L’agence fédérale a précisé que les ventes ont progressé dans cinq des neuf sous-secteurs qu’elle suit, la hausse des prix ayant contribué à faire grimper de 5,1 % les ventes des stations-service et des distributeurs de carburant au cours du mois. En volume, les ventes de ce sous-secteur ont augmenté de 0,8 % en avril.
Les ventes des concessionnaires de véhicules et de pièces automobiles ont augmenté de 1,7 %, les concessionnaires de voitures neuves ayant enregistré une hausse de 1,8 % et ceux de voitures d’occasion, un bond de 5,1 %.
Les ventes au détail de base, qui excluent les stations-service et les marchands de carburant ainsi que les concessionnaires de véhicules et de pièces automobiles, ont reculé de 0,7 % en avril, les ventes des détaillants d’alimentation et de boissons ayant baissé de 2,0 % et celles des détaillants de marchandises diverses de 1,7 %.
«Les volumes de ventes sont restés pratiquement inchangés ce mois-ci après avoir chuté en mars, la hausse des prix de l’essence pesant sur les dépenses», a souligné Shelly Kaushik, économiste principale chez BMO, dans une note envoyée à ses clients.

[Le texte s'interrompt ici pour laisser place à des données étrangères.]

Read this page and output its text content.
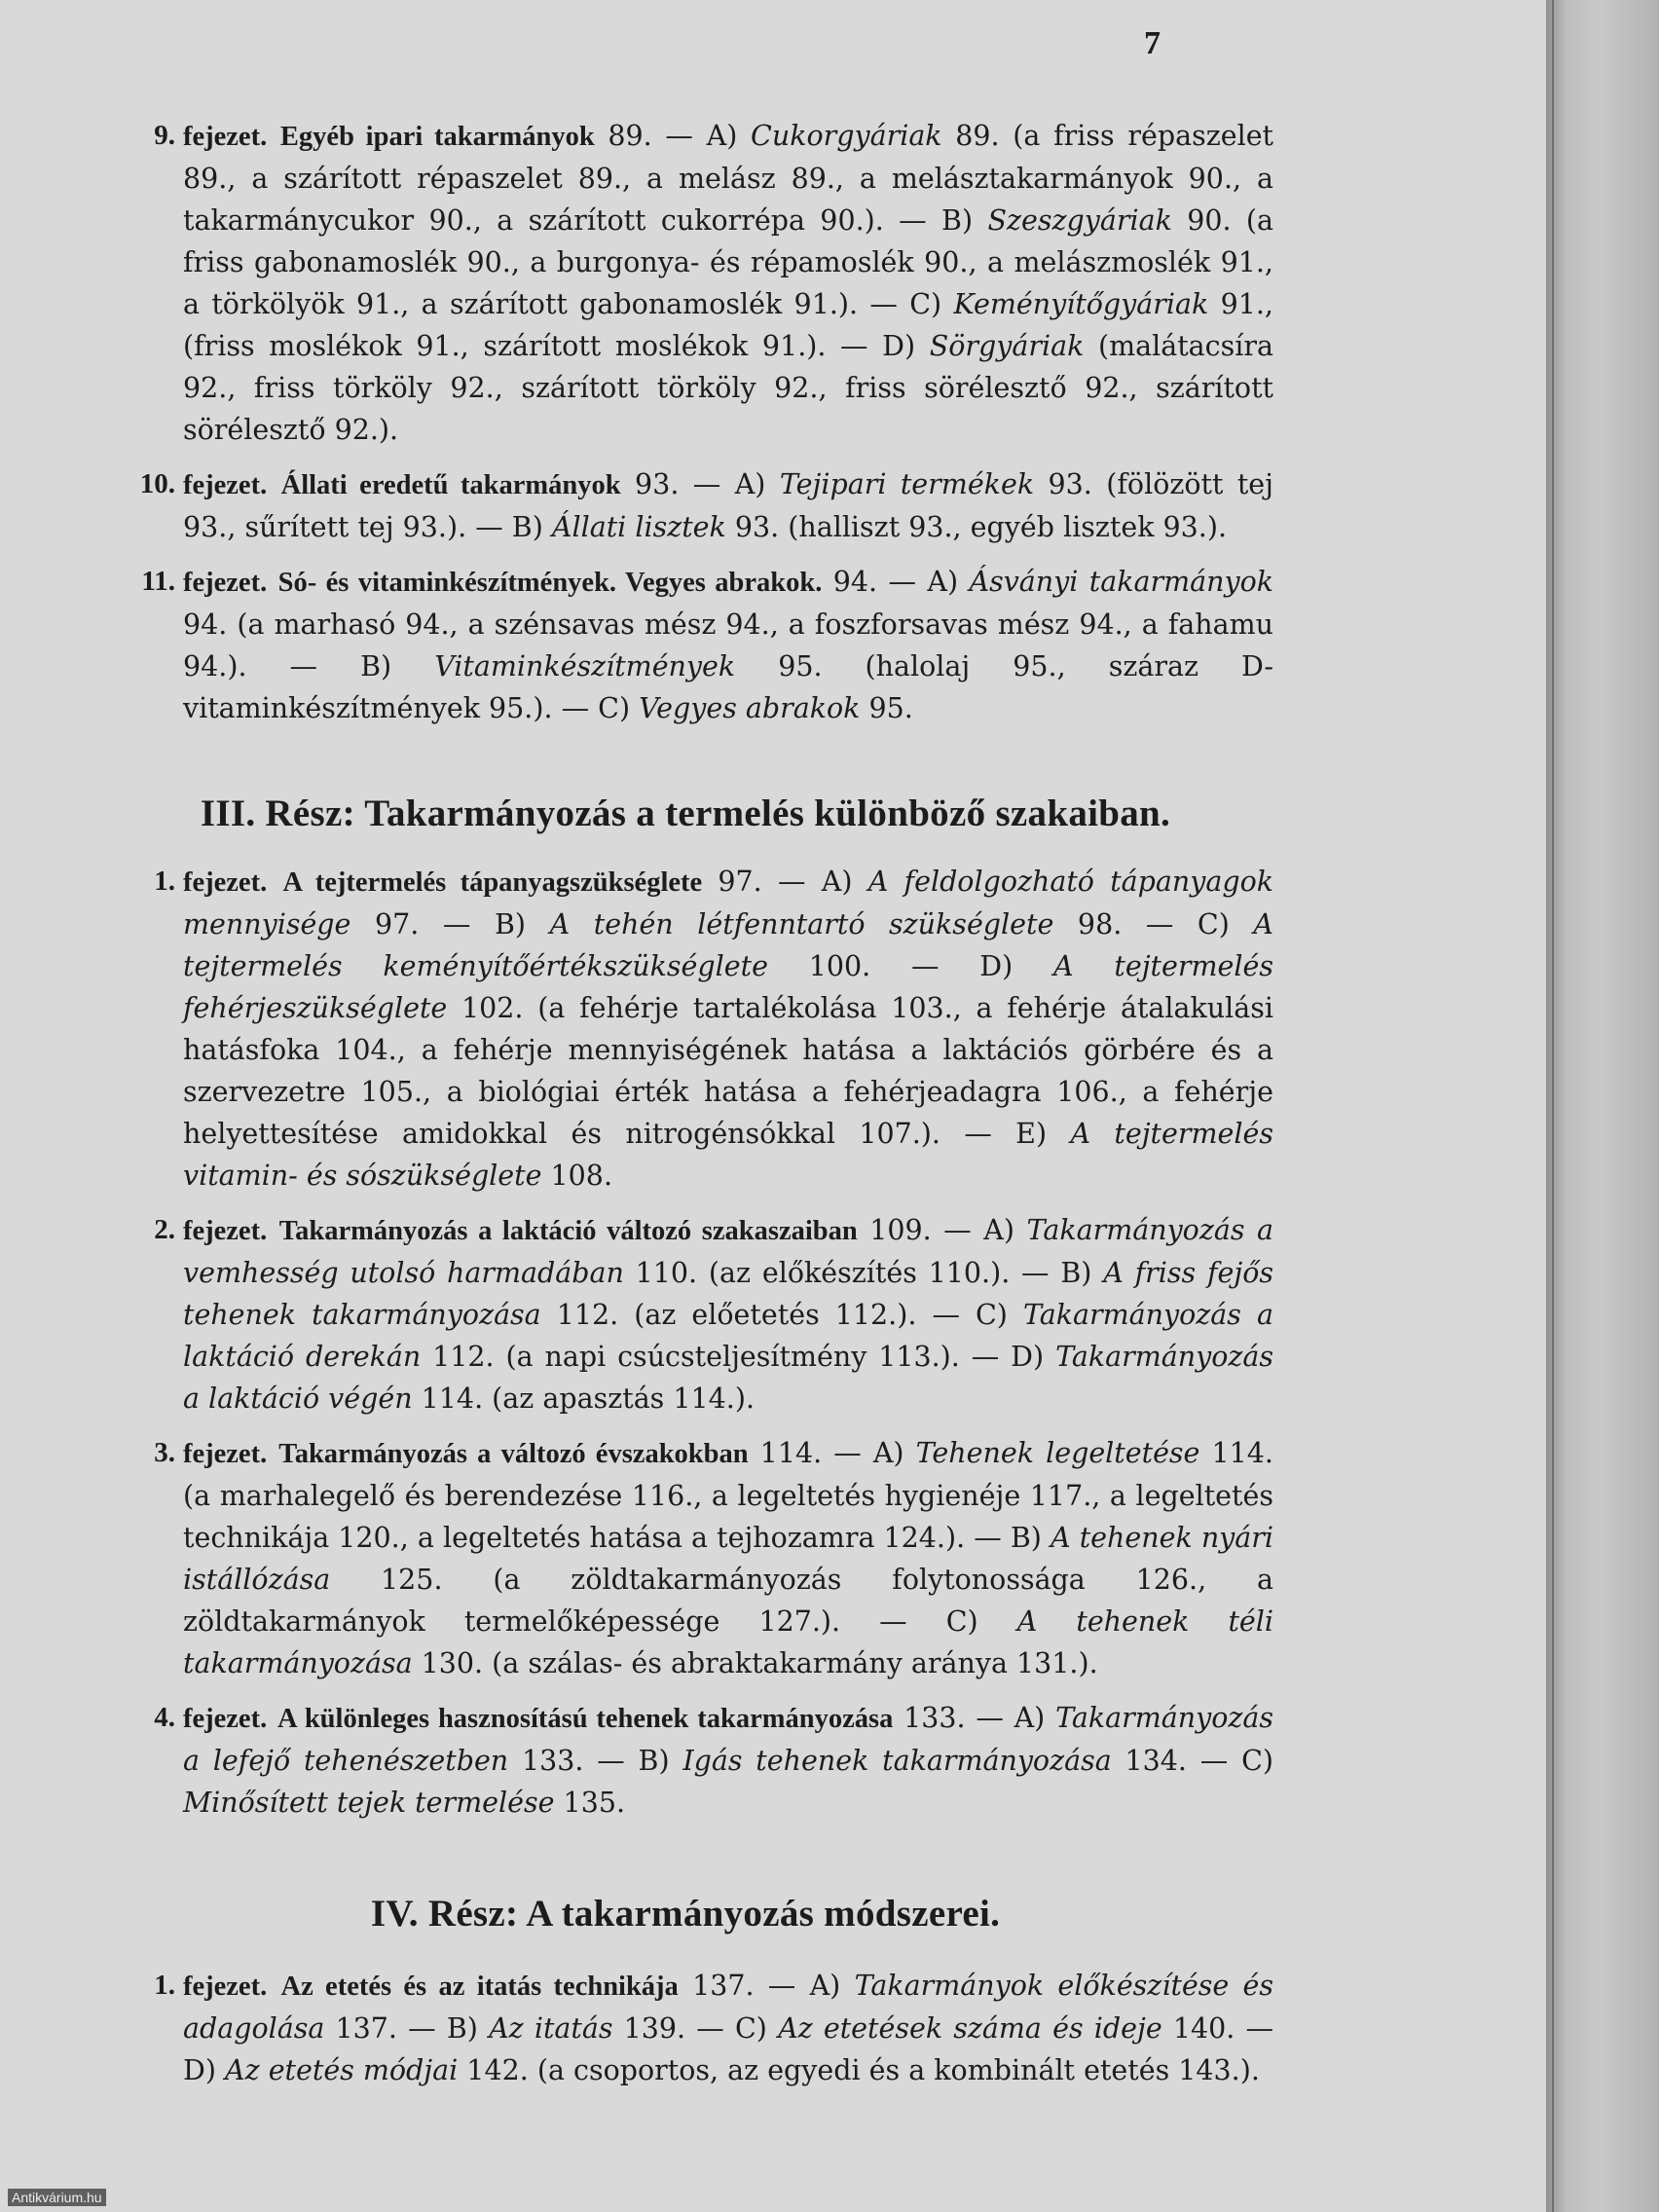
7
9. fejezet. Egyéb ipari takarmányok 89. — A) Cukorgyáriak 89. (a friss répaszelet 89., a szárított répaszelet 89., a melász 89., a melásztakarmányok 90., a takarmánycukor 90., a szárított cukorrépa 90.). — B) Szeszgyáriak 90. (a friss gabonamoslék 90., a burgonya- és répamoslék 90., a melászmoslék 91., a törkölyök 91., a szárított gabonamoslék 91.). — C) Keményítőgyáriak 91., (friss moslékok 91., szárított moslékok 91.). — D) Sörgyáriak (malátacsíra 92., friss törköly 92., szárított törköly 92., friss sörélesztő 92., szárított sörélesztő 92.).
10. fejezet. Állati eredetű takarmányok 93. — A) Tejipari termékek 93. (fölözött tej 93., sűrített tej 93.). — B) Állati lisztek 93. (halliszt 93., egyéb lisztek 93.).
11. fejezet. Só- és vitaminkészítmények. Vegyes abrakok. 94. — A) Ásványi takarmányok 94. (a marhasó 94., a szénsavas mész 94., a foszforsavas mész 94., a fahamu 94.). — B) Vitaminkészítmények 95. (halolaj 95., száraz D-vitaminkészítmények 95.). — C) Vegyes abrakok 95.
III. Rész: Takarmányozás a termelés különböző szakaiban.
1. fejezet. A tejtermelés tápanyagszükséglete 97. — A) A feldolgozható tápanyagok mennyisége 97. — B) A tehén létfenntartó szükséglete 98. — C) A tejtermelés keményítőértékszükséglete 100. — D) A tejtermelés fehérjeszükséglete 102. (a fehérje tartalékolása 103., a fehérje átalakulási hatásfoka 104., a fehérje mennyiségének hatása a laktációs görbére és a szervezetre 105., a biológiai érték hatása a fehérjeadagra 106., a fehérje helyettesítése amidokkal és nitrogénsókkal 107.). — E) A tejtermelés vitamin- és sószükséglete 108.
2. fejezet. Takarmányozás a laktáció változó szakaszaiban 109. — A) Takarmányozás a vemhesség utolsó harmadában 110. (az előkészítés 110.). — B) A friss fejős tehenek takarmányozása 112. (az előetetés 112.). — C) Takarmányozás a laktáció derekán 112. (a napi csúcsteljesítmény 113.). — D) Takarmányozás a laktáció végén 114. (az apasztás 114.).
3. fejezet. Takarmányozás a változó évszakokban 114. — A) Tehenek legeltetése 114. (a marhalegelő és berendezése 116., a legeltetés hygienéje 117., a legeltetés technikája 120., a legeltetés hatása a tejhozamra 124.). — B) A tehenek nyári istállózása 125. (a zöldtakarmányozás folytonossága 126., a zöldtakarmányok termelőképessége 127.). — C) A tehenek téli takarmányozása 130. (a szálas- és abraktakarmány aránya 131.).
4. fejezet. A különleges hasznosítású tehenek takarmányozása 133. — A) Takarmányozás a lefejő tehenészetben 133. — B) Igás tehenek takarmányozása 134. — C) Minősített tejek termelése 135.
IV. Rész: A takarmányozás módszerei.
1. fejezet. Az etetés és az itatás technikája 137. — A) Takarmányok előkészítése és adagolása 137. — B) Az itatás 139. — C) Az etetések száma és ideje 140. — D) Az etetés módjai 142. (a csoportos, az egyedi és a kombinált etetés 143.).
Antikvárium.hu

Des signes de modération des dépenses discrétionnaires étaient également visibles dans la catégorie des articles de sport, de passe-temps, d’instruments de musique, de livres et de détails divers, qui a reculé de 1,5 %, enregistrant ainsi une baisse pour le deuxième mois consécutif, selon Statistique Canada.
Andrew Grantham, économiste principal à la CIBC, a noté que les données sur les ventes au détail constituaient une preuve supplémentaire que les prix élevés de l’essence avaient réduit la capacité des ménages à dépenser dans d’autres domaines au cours du printemps.
«Le ralentissement des dépenses des ménages rend plus difficile pour les entreprises de répercuter les hausses de coûts sur les consommateurs, et il est donc moins probable que la flambée antérieure des prix du pétrole se traduise par des pressions inflationnistes plus généralisées», a-t-il déclaré.
Il s’agit de l’une des raisons pour lesquelles M. Grantham s’attend à ce que la Banque du Canada maintienne ses taux d’intérêt inchangés tout au long de l’année 2026.
Mais à mesure que les prix commenceront à se normaliser, les dépenses de consommation devraient se redresser d’ici la fin de l’année, a déclaré Mme Kaushik.
«La baisse des prix de l’énergie en juin et l’accord de paix au Moyen-Orient pourraient ouvrir la voie à une croissance plus significative au second semestre», a-t-elle noté.
Un accord préliminaire annoncé mercredi entre les États-Unis et l’Iran prévoit la fin des hostilités et lance une période de négociation de 60 jours pour parvenir à un accord définitif sur l’avenir du programme nucléaire iranien.
L’accord actuel entre les États-Unis et l’Iran lève les sanctions contre ce dernier et lui permet de vendre librement son pétrole. Il assure également le libre passage dans le détroit d’Ormuz, par lequel transite un cinquième de l’approvisionnement mondial en pétrole. Cela a permis d’alléger quelque peu la pression sur les cours du pétrole.
Pour l’avenir, l’agence a fait savoir que son estimation préliminaire des ventes au détail laisse entrevoir une hausse de 1,0 % pour le mois de mai, tout en précisant que ce chiffre pourrait être révisé.